Dieu Donné is a papermaking studio that opened in 1976 to "explore the untapped potential of hand papermaking as an art medium." They work closely with artists, often in residencies, to explore innovative works of art. Pure Pulp includes artwork created by 20 artists in the Dieu Donné studio. All pieces in the exhibit are made of pulp, and the artists were all participants in Dieu Donné's residency program in the last 15 years.

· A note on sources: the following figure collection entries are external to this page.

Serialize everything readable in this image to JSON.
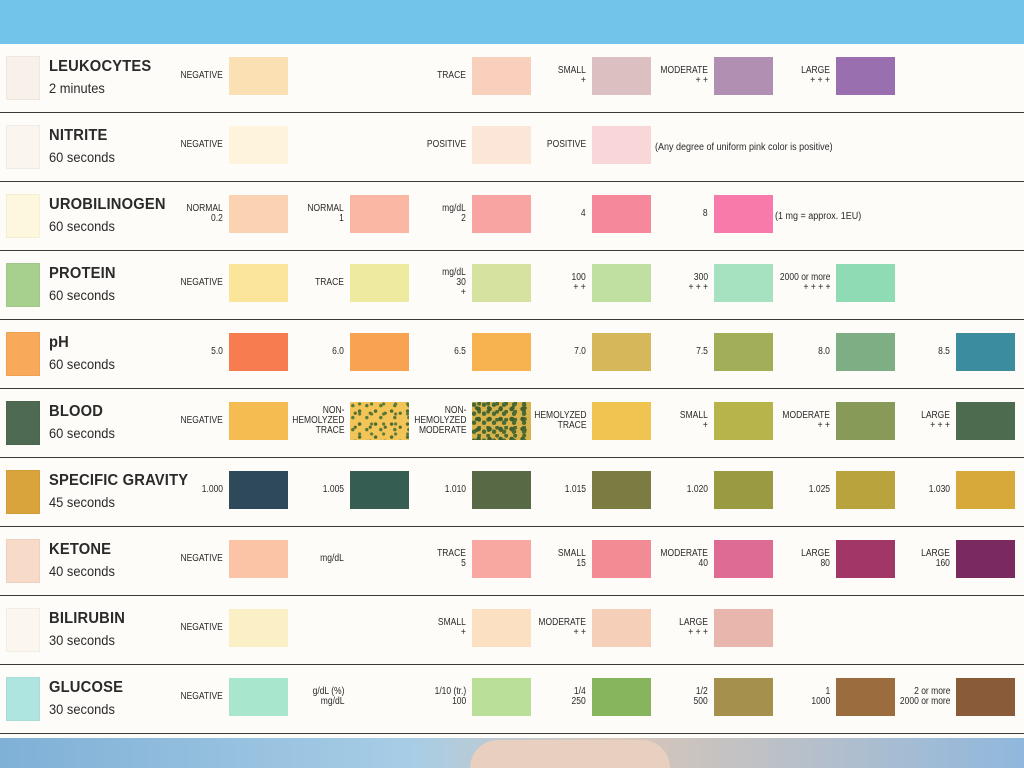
{
  "rows": [
    {
      "name": "LEUKOCYTES",
      "time": "2 minutes",
      "strip_color": "#f7f1ea",
      "swatches": [
        {
          "label": "NEGATIVE",
          "color": "#fbe0b4"
        },
        {
          "label": "TRACE",
          "color": "#f9d0bb"
        },
        {
          "label": "SMALL\n+",
          "color": "#dcbfc0"
        },
        {
          "label": "MODERATE\n+ +",
          "color": "#b08fb3"
        },
        {
          "label": "LARGE\n+ + +",
          "color": "#9a6fb0"
        }
      ]
    },
    {
      "name": "NITRITE",
      "time": "60 seconds",
      "strip_color": "#fbf5ef",
      "swatches": [
        {
          "label": "NEGATIVE",
          "color": "#fdf4db"
        },
        {
          "label": "POSITIVE",
          "color": "#fbe6d8"
        },
        {
          "label": "POSITIVE",
          "color": "#f9d6d8"
        }
      ],
      "note": "(Any degree of uniform pink color is positive)"
    },
    {
      "name": "UROBILINOGEN",
      "time": "60 seconds",
      "strip_color": "#fdf8dd",
      "swatches": [
        {
          "label": "NORMAL\n0.2",
          "color": "#fbd2b2"
        },
        {
          "label": "NORMAL\n1",
          "color": "#fab8a4"
        },
        {
          "label": "mg/dL\n2",
          "color": "#f8a4a2"
        },
        {
          "label": "4",
          "color": "#f5889a"
        },
        {
          "label": "8",
          "color": "#f77aaa"
        }
      ],
      "note": "(1 mg = approx. 1EU)"
    },
    {
      "name": "PROTEIN",
      "time": "60 seconds",
      "strip_color": "#a7d08f",
      "swatches": [
        {
          "label": "NEGATIVE",
          "color": "#fbe59b"
        },
        {
          "label": "TRACE",
          "color": "#eeea9f"
        },
        {
          "label": "mg/dL\n30\n+",
          "color": "#d6e3a0"
        },
        {
          "label": "100\n+ +",
          "color": "#bfe0a0"
        },
        {
          "label": "300\n+ + +",
          "color": "#a6e2c0"
        },
        {
          "label": "2000 or more\n+ + + +",
          "color": "#8fdcb4"
        }
      ]
    },
    {
      "name": "pH",
      "time": "60 seconds",
      "strip_color": "#f8a95a",
      "swatches": [
        {
          "label": "5.0",
          "color": "#f77d50"
        },
        {
          "label": "6.0",
          "color": "#f8a351"
        },
        {
          "label": "6.5",
          "color": "#f7b350"
        },
        {
          "label": "7.0",
          "color": "#d4b85a"
        },
        {
          "label": "7.5",
          "color": "#a3ae58"
        },
        {
          "label": "8.0",
          "color": "#7eae83"
        },
        {
          "label": "8.5",
          "color": "#3b8c9c"
        }
      ]
    },
    {
      "name": "BLOOD",
      "time": "60 seconds",
      "strip_color": "#4f6a52",
      "swatches": [
        {
          "label": "NEGATIVE",
          "color": "#f5bc52"
        },
        {
          "label": "NON-\nHEMOLYZED\nTRACE",
          "color": "#f3c457",
          "pattern": "speck"
        },
        {
          "label": "NON-\nHEMOLYZED\nMODERATE",
          "color": "#d8b24a",
          "pattern": "speck2"
        },
        {
          "label": "HEMOLYZED\nTRACE",
          "color": "#efc451"
        },
        {
          "label": "SMALL\n+",
          "color": "#b6b44a"
        },
        {
          "label": "MODERATE\n+ +",
          "color": "#879a57"
        },
        {
          "label": "LARGE\n+ + +",
          "color": "#4d6b4e"
        }
      ]
    },
    {
      "name": "SPECIFIC GRAVITY",
      "time": "45 seconds",
      "strip_color": "#d9a43b",
      "swatches": [
        {
          "label": "1.000",
          "color": "#2e4a5a"
        },
        {
          "label": "1.005",
          "color": "#355d52"
        },
        {
          "label": "1.010",
          "color": "#586a45"
        },
        {
          "label": "1.015",
          "color": "#7c7c42"
        },
        {
          "label": "1.020",
          "color": "#9a9a42"
        },
        {
          "label": "1.025",
          "color": "#b8a33d"
        },
        {
          "label": "1.030",
          "color": "#d6a93a"
        }
      ]
    },
    {
      "name": "KETONE",
      "time": "40 seconds",
      "strip_color": "#f7dac8",
      "swatches": [
        {
          "label": "NEGATIVE",
          "color": "#fbc4a6"
        },
        {
          "label": "mg/dL",
          "color": null
        },
        {
          "label": "TRACE\n5",
          "color": "#f8a8a0"
        },
        {
          "label": "SMALL\n15",
          "color": "#f28b94"
        },
        {
          "label": "MODERATE\n40",
          "color": "#de6b93"
        },
        {
          "label": "LARGE\n80",
          "color": "#a03766"
        },
        {
          "label": "LARGE\n160",
          "color": "#7a2a5e"
        }
      ]
    },
    {
      "name": "BILIRUBIN",
      "time": "30 seconds",
      "strip_color": "#fbf6ee",
      "swatches": [
        {
          "label": "NEGATIVE",
          "color": "#fbefc5"
        },
        {
          "label": "SMALL\n+",
          "color": "#fbe1c1"
        },
        {
          "label": "MODERATE\n+ +",
          "color": "#f5cfb8"
        },
        {
          "label": "LARGE\n+ + +",
          "color": "#e9b6ad"
        }
      ]
    },
    {
      "name": "GLUCOSE",
      "time": "30 seconds",
      "strip_color": "#aee5e0",
      "swatches": [
        {
          "label": "NEGATIVE",
          "color": "#a8e6cd"
        },
        {
          "label": "g/dL (%)\nmg/dL",
          "color": null
        },
        {
          "label": "1/10 (tr.)\n100",
          "color": "#b9df98"
        },
        {
          "label": "1/4\n250",
          "color": "#87b55d"
        },
        {
          "label": "1/2\n500",
          "color": "#a6904e"
        },
        {
          "label": "1\n1000",
          "color": "#9a6c3e"
        },
        {
          "label": "2 or more\n2000 or more",
          "color": "#8a5b39"
        }
      ]
    }
  ]
}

Most of the show’s artists work in other media and used the residency at Dieu Donné to enrich their practice. For some, the collaboration with the studio’s papermaker translated enduring themes and aesthetic into new material. Sculptor Ursula Von Rydingsvard, for example, maintained the dark organicism of her monumental works in cedar and graphite. For the untitled works in the show, she laid black pigment on linen and embedded scraps of her own textiles in extruded deckled edges to create the first two-dimensional works she has ever exhibited. Other artists took the opportunity to venture into new territory. Do Ho Suh departed from large-scale sculptural installation with his “thread drawings.” For Blueprint (2013) and Staircase (2013), he stitched thread into soluble gelatin laid onto a freshly pulled sheet of cotton paper pulp, then dissolved the gelatin in a mist of water and bound the threads to the pulp fibers to create a gestural line shaped by the water current and the placement of his hand.
Artists whose work will be included are: Firelei Báez, Ian Cooper, David Kennedy Cutler, E.V. Day, Melvin Edwards, Natalie Frank, Jane Hammond, Jim Hodges, William Kentridge, Jon Kessler, Glenn Ligon, Suzanne McClelland, Arlene Shechet, Kate Shepherd, Molly Smith, Do Ho Suh, Mary Temple, Richard Tuttle, Ursula von Rydingsvard, and B. Wurtz.
Pure Pulp was organized by the Ruth and Elmer Wellin Museum of Art at Hamilton
College, Clinton, NY. Exhibition tour organized by Dieu Donné, New York, NY.